In "today's rampant secularism," the pope said, "when it becomes an aggressive cultural rejection of God's active fatherhood in our history, is an obstacle to authentic human fraternity, which finds expression in reciprocal respect for the life of each person. Without the God of Jesus Christ, every difference is reduced to a baneful threat, making impossible any real fraternal acceptance and fruitful unity within the human race."
Pope Francis notes that Benedict XV, given the universality of salvation, saw "that the Church's universal mission requires setting aside exclusivist ideas of membership in one's own country and ethnic group."
Today, the Church needs men and women "who, by virtue of their baptism, respond generously to the call to leave behind home, family, country, language and local Church, and to be sent forth to the nations, to a world not yet transformed by the sacraments of Jesus Christ and his holy Church."
Pope Francis noted the coincidence of World Mission Day with the Synod on the Churches in the Amazon, saying, "A renewed Pentecost opens wide the doors of the Church, in order that no culture remain closed in on itself and no people cut off from the universal communion of the faith.

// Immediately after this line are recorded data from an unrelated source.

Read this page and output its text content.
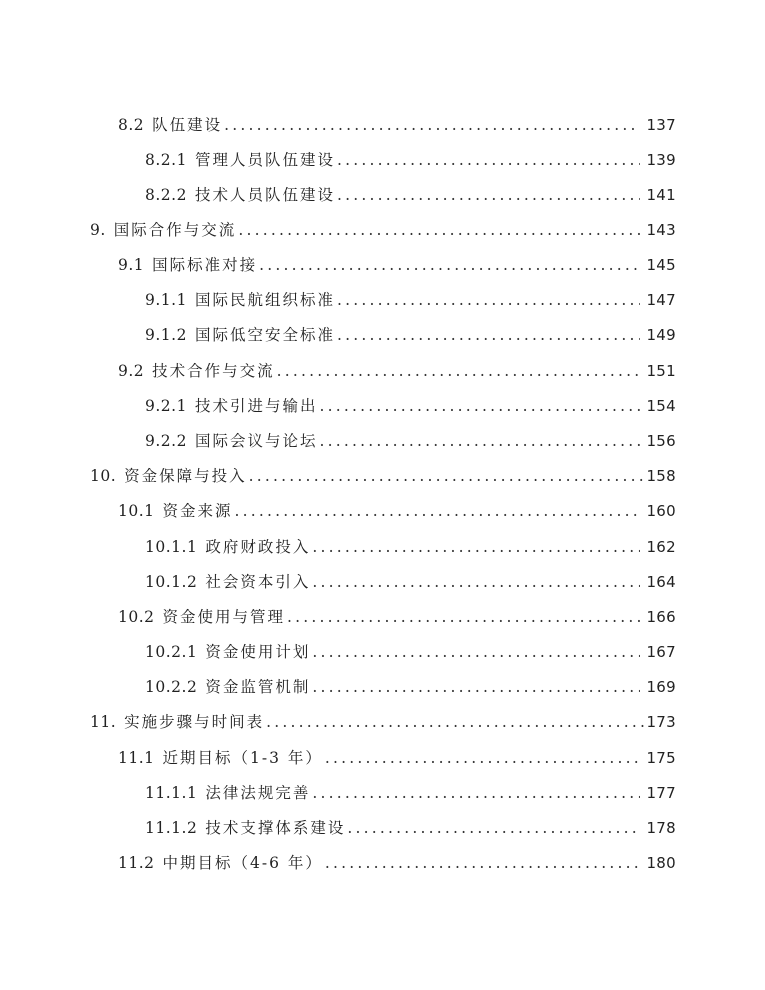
8.2 队伍建设 .....	137
8.2.1 管理人员队伍建设 .....	139
8.2.2 技术人员队伍建设 .....	141
9. 国际合作与交流 .....	143
9.1 国际标准对接 .....	145
9.1.1 国际民航组织标准 .....	147
9.1.2 国际低空安全标准 .....	149
9.2 技术合作与交流 .....	151
9.2.1 技术引进与输出 .....	154
9.2.2 国际会议与论坛 .....	156
10. 资金保障与投入 .....	158
10.1 资金来源 .....	160
10.1.1 政府财政投入 .....	162
10.1.2 社会资本引入 .....	164
10.2 资金使用与管理 .....	166
10.2.1 资金使用计划 .....	167
10.2.2 资金监管机制 .....	169
11. 实施步骤与时间表 .....	173
11.1 近期目标（1-3 年） .....	175
11.1.1 法律法规完善 .....	177
11.1.2 技术支撑体系建设 .....	178
11.2 中期目标（4-6 年） .....	180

No one ought to remain closed in self-absorption, in the self-referentiality of his or her own ethnic and religious affiliation. The Easter event of Jesus breaks through the narrow limits of worlds, religions and cultures, calling them to grow in respect for the dignity of men and women, and towards a deeper conversion to the truth of the Risen Lord who gives authentic life to all."
We confide our mission to Mary, Mother of the Church, Pope Francis said: "In union with her Son, from the moment of the Incarnation the Blessed Virgin set out on her pilgrim way. She was fully involved in the mission of Jesus, a mission that became her own at the foot of the Cross: the mission of cooperating, as Mother of the Church, in bringing new sons and daughters of God to birth in the Spirit and in faith."
Pope Francis concluded his message with a brief mention of the Pontifical Mission Societies, who "serve the Church's universality as a global network of support for the Pope in his missionary commitment by prayer, the soul of mission, and charitable offerings from Christians throughout the world."